The 4.9 per cent jump in dairy values at the latest GlobalDairyTrade auction is the biggest shift in price movement since August last year.

The lift saw prices sit at an average of US$3310 (NZ$4549) per tonne, with butter up almost 9 per cent.

All of the products on offer lifted with whole milk powder (WMP) up 5.1 per cent to US$3010, butter up 8.8 per cent to US$4897, anhydrous milk fat up 2.2 per cent to US$6547, skim milk powder up 6.5 per cent to US$1818, cheddar up 5.2 per cent to US$3486 and rennet casein up 5.5 per cent to US$4709.

NZ Federated Farmers Dairy chairman Chris Lewis said the New Zealand dairy industry had forecasted a cut in production in early December and the market had likely taken a 'wait and see' approach to this information.

In the past bouts of rain had occurred when production cuts in New Zealand had been forecasted.

At this stage of the milking season, even if there was decent rain it would not reverse the deficit that regions around the country had experienced.

At this stage of the season, farmers would be looking to hold their production levels rather than to try and increase them, he said.

"The market's realising there could be a supply and demand dilemma with the supply maybe not coming out of New Zealand."

The result follows a slight recovery two weeks ago when prices lifted 2.2 per cent, but that followed a 19 per cent drop in volumes placed into the auction by Fonterra.

?While this latest auction was the biggest lift in nearly eight months, Mr Lewis said there had been some big falls throughout November and December.

WMP prices had also appeared to have stabilised, which was a positive because it would help confirm a mid-$NZ6/kg milk solids payout (for NZ farmers), he said.

"If we head into the latter part of January with WMP in the low $3000s [a tonne], then I think farmers will be reasonably happy," he said.

He had been told of some farmers whose production had dropped by as much as 20 per cent and this was a big income drop for them.

They would be hoping the payout would stabilise because of the cash shortfall they would have to make up.

"There is a lot of feed been brought in on farms at the moment to make up for feed deficits and I don't think any farmers are talking about making lots of money.
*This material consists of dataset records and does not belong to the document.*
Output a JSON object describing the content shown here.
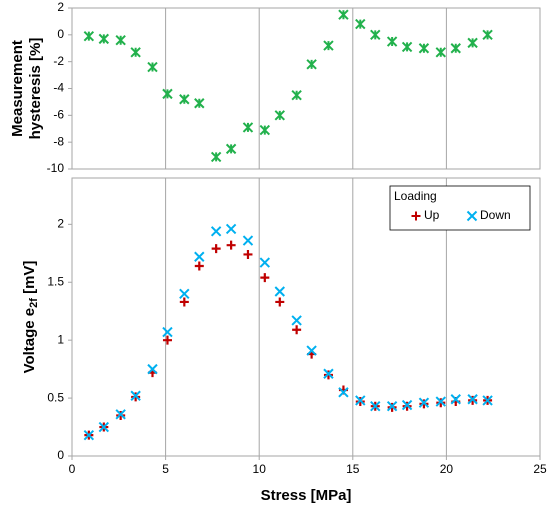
{
  "chart_data": [
    {
      "type": "scatter",
      "marker": "asterisk",
      "ylabel": [
        "Measurement",
        "hysteresis [%]"
      ],
      "x": [
        0.9,
        1.7,
        2.6,
        3.4,
        4.3,
        5.1,
        6.0,
        6.8,
        7.7,
        8.5,
        9.4,
        10.3,
        11.1,
        12.0,
        12.8,
        13.7,
        14.5,
        15.4,
        16.2,
        17.1,
        17.9,
        18.8,
        19.7,
        20.5,
        21.4,
        22.2
      ],
      "series": [
        {
          "color": "#22b14c",
          "values": [
            -0.1,
            -0.3,
            -0.4,
            -1.3,
            -2.4,
            -4.4,
            -4.8,
            -5.1,
            -9.1,
            -8.5,
            -6.9,
            -7.1,
            -6.0,
            -4.5,
            -2.2,
            -0.8,
            1.5,
            0.8,
            0.0,
            -0.5,
            -0.9,
            -1.0,
            -1.3,
            -1.0,
            -0.6,
            0.0
          ]
        }
      ],
      "xlim": [
        0,
        25
      ],
      "ylim": [
        -10,
        2
      ],
      "yticks": [
        2,
        0,
        -2,
        -4,
        -6,
        -8,
        -10
      ],
      "grid": "x"
    },
    {
      "type": "scatter",
      "ylabel": [
        "Voltage e",
        "2f",
        " [mV]"
      ],
      "xlabel": "Stress [MPa]",
      "legend_title": "Loading",
      "legend": "upper right",
      "x": [
        0.9,
        1.7,
        2.6,
        3.4,
        4.3,
        5.1,
        6.0,
        6.8,
        7.7,
        8.5,
        9.4,
        10.3,
        11.1,
        12.0,
        12.8,
        13.7,
        14.5,
        15.4,
        16.2,
        17.1,
        17.9,
        18.8,
        19.7,
        20.5,
        21.4,
        22.2
      ],
      "series": [
        {
          "name": "Up",
          "color": "#c00000",
          "marker": "plus",
          "values": [
            0.18,
            0.25,
            0.35,
            0.51,
            0.72,
            1.0,
            1.33,
            1.64,
            1.79,
            1.82,
            1.74,
            1.54,
            1.33,
            1.09,
            0.88,
            0.7,
            0.57,
            0.47,
            0.43,
            0.42,
            0.43,
            0.45,
            0.46,
            0.47,
            0.48,
            0.48
          ]
        },
        {
          "name": "Down",
          "color": "#00b0f0",
          "marker": "x",
          "values": [
            0.18,
            0.25,
            0.36,
            0.52,
            0.75,
            1.07,
            1.4,
            1.72,
            1.94,
            1.96,
            1.86,
            1.67,
            1.42,
            1.17,
            0.91,
            0.71,
            0.55,
            0.48,
            0.43,
            0.43,
            0.44,
            0.46,
            0.47,
            0.49,
            0.49,
            0.48
          ]
        }
      ],
      "xlim": [
        0,
        25
      ],
      "xticks": [
        0,
        5,
        10,
        15,
        20,
        25
      ],
      "ylim": [
        0,
        2.4
      ],
      "yticks": [
        0,
        0.5,
        1,
        1.5,
        2
      ],
      "grid": "x"
    }
  ]
}
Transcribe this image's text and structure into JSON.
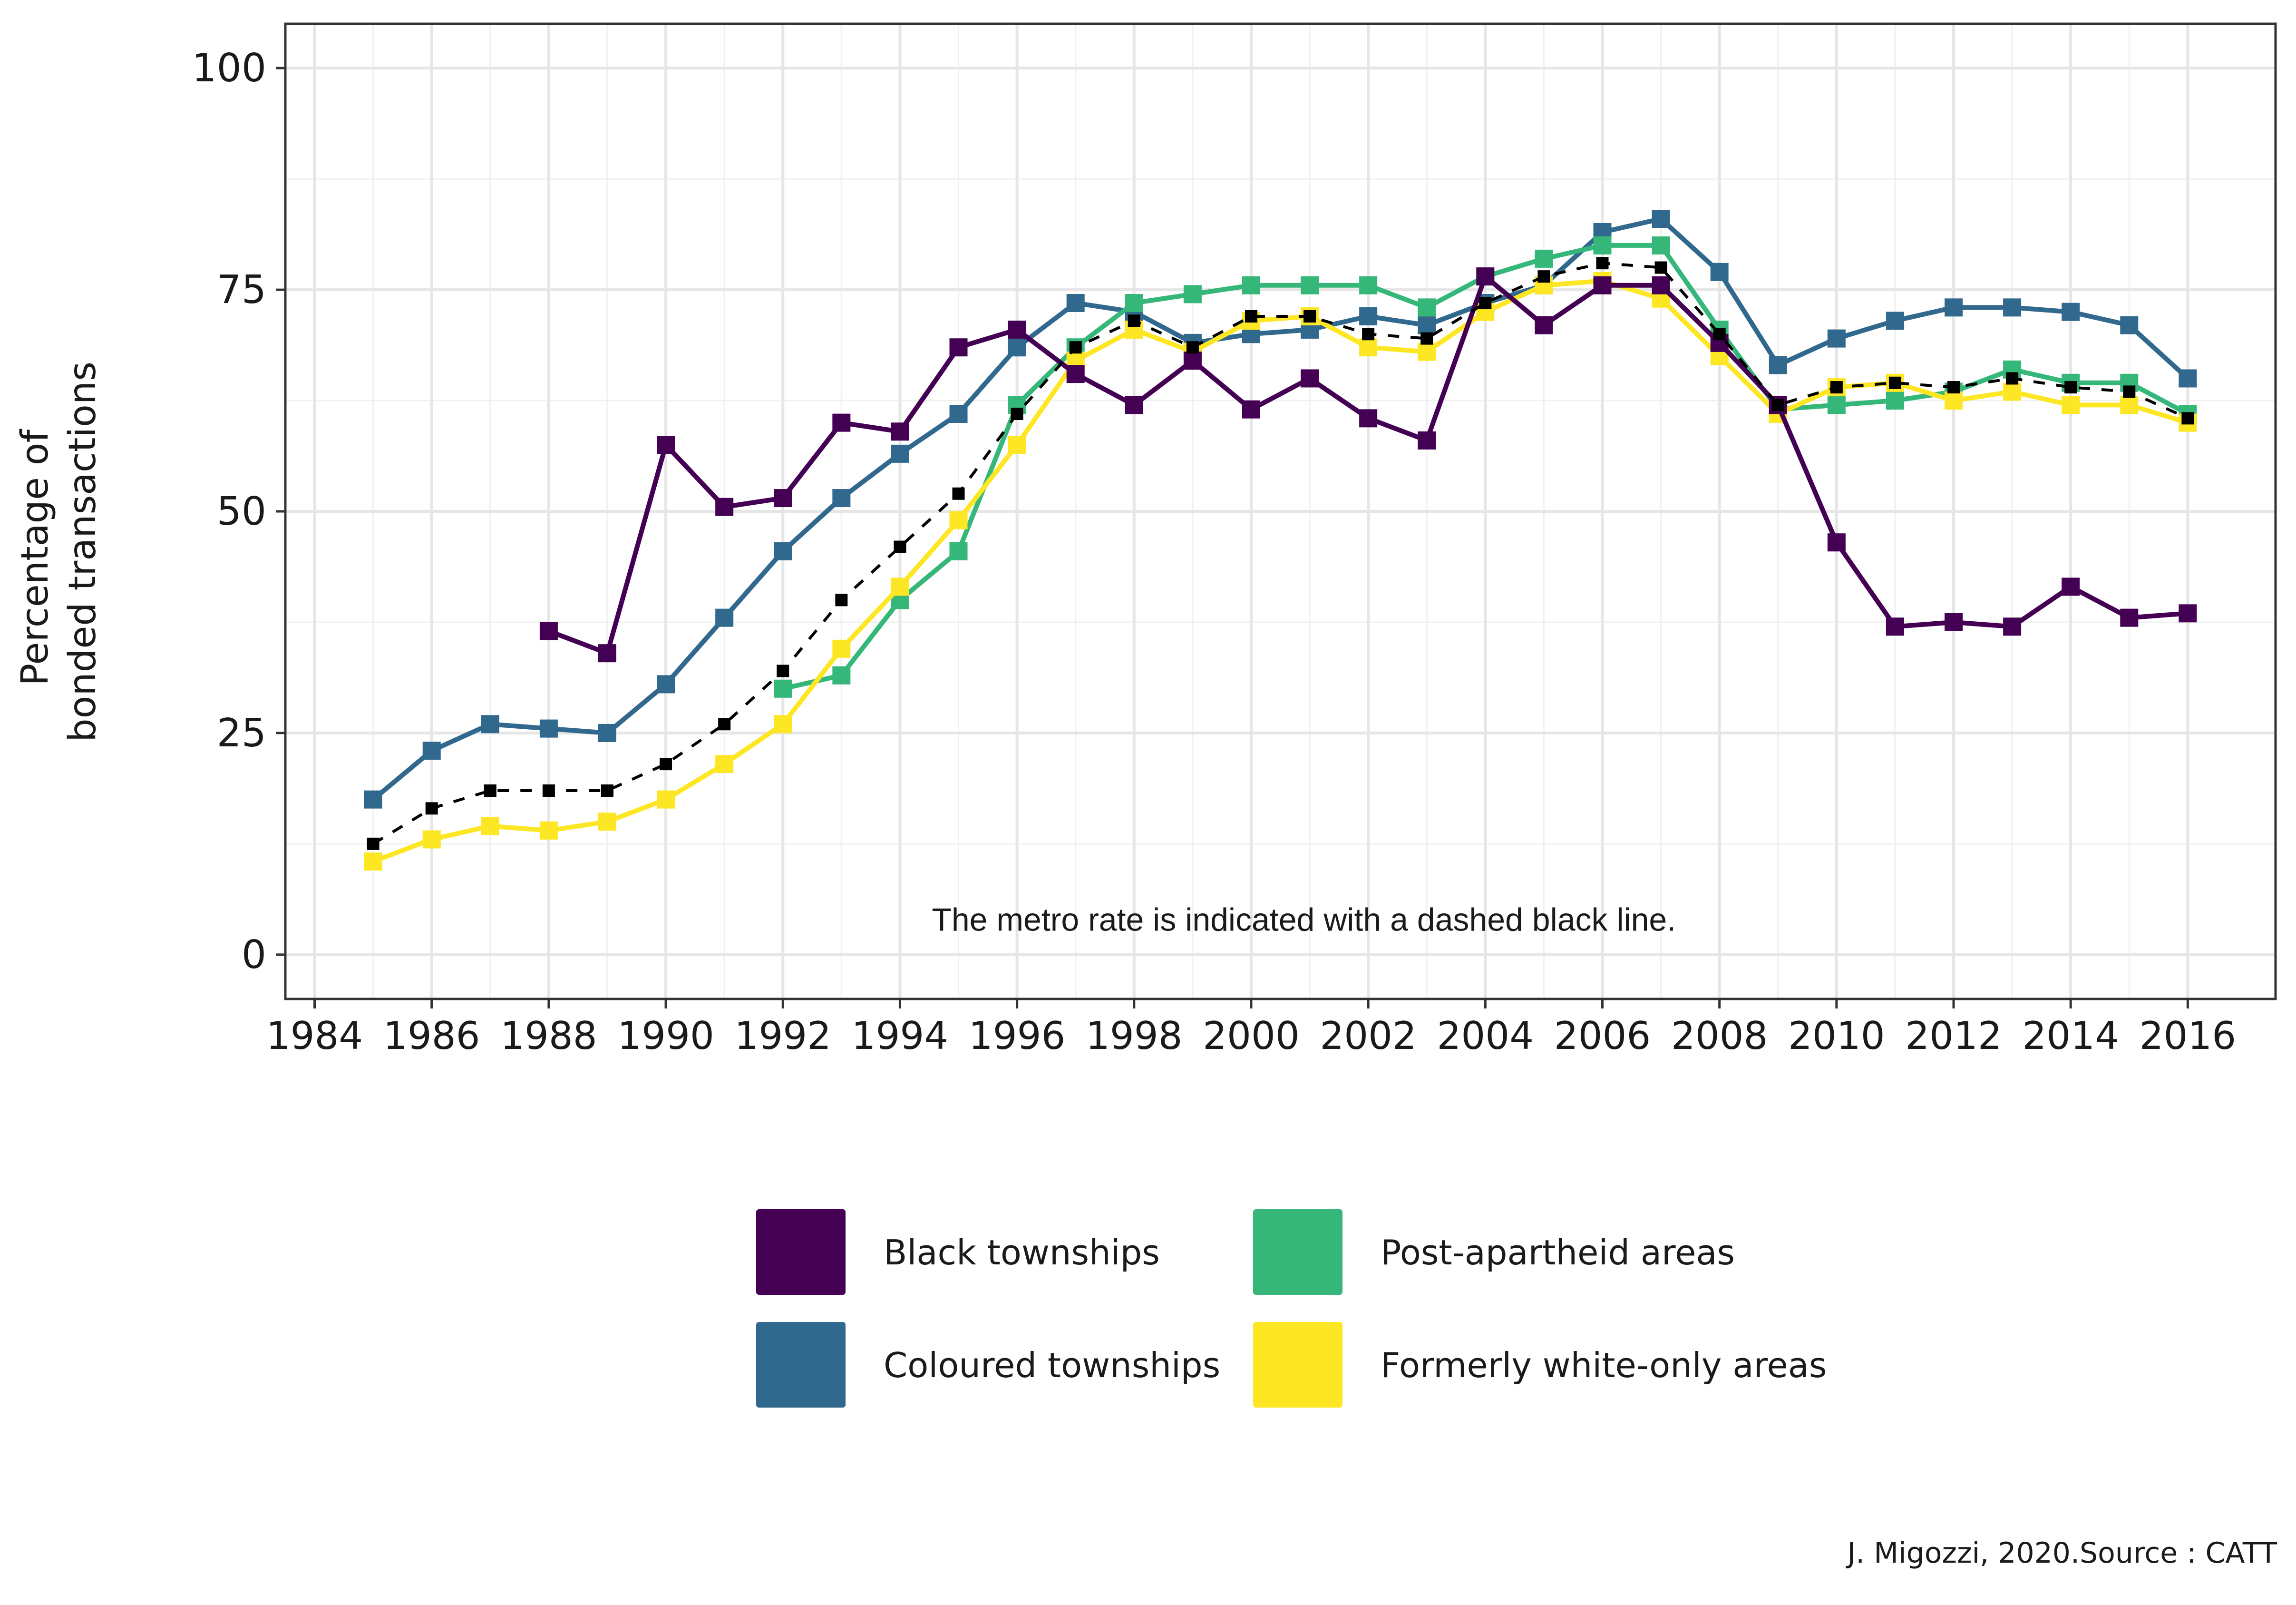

It's all about stabilising their cash flow.

"At the start of the season if you had told farmers $6.50/kg milk solids (MS), they would all be confidently telling you they would be making a profit, but with the production drop and buying supplements in, it's about surviving at the moment."

Analysts had adjusted their 2017-18 farmgate payout predictions in response to the slight improvement, and also to Fonterra's projection of a 4 per cent decline in New Zealand milk production.

Fonterra's own forecast is $NZ6.40 per kilogram of milksolids, while the ANZ's Con Williams provided a range of $NZ6.25-to-$6.50kg/MS.

Mr Williams said the drop in production would not be as great as Fonterra has predicted, following early January rain.

The ASB is sticking to its forecast price of $NZ6.50, while AgriHQ's forecast is the lowest at $NZ6.10.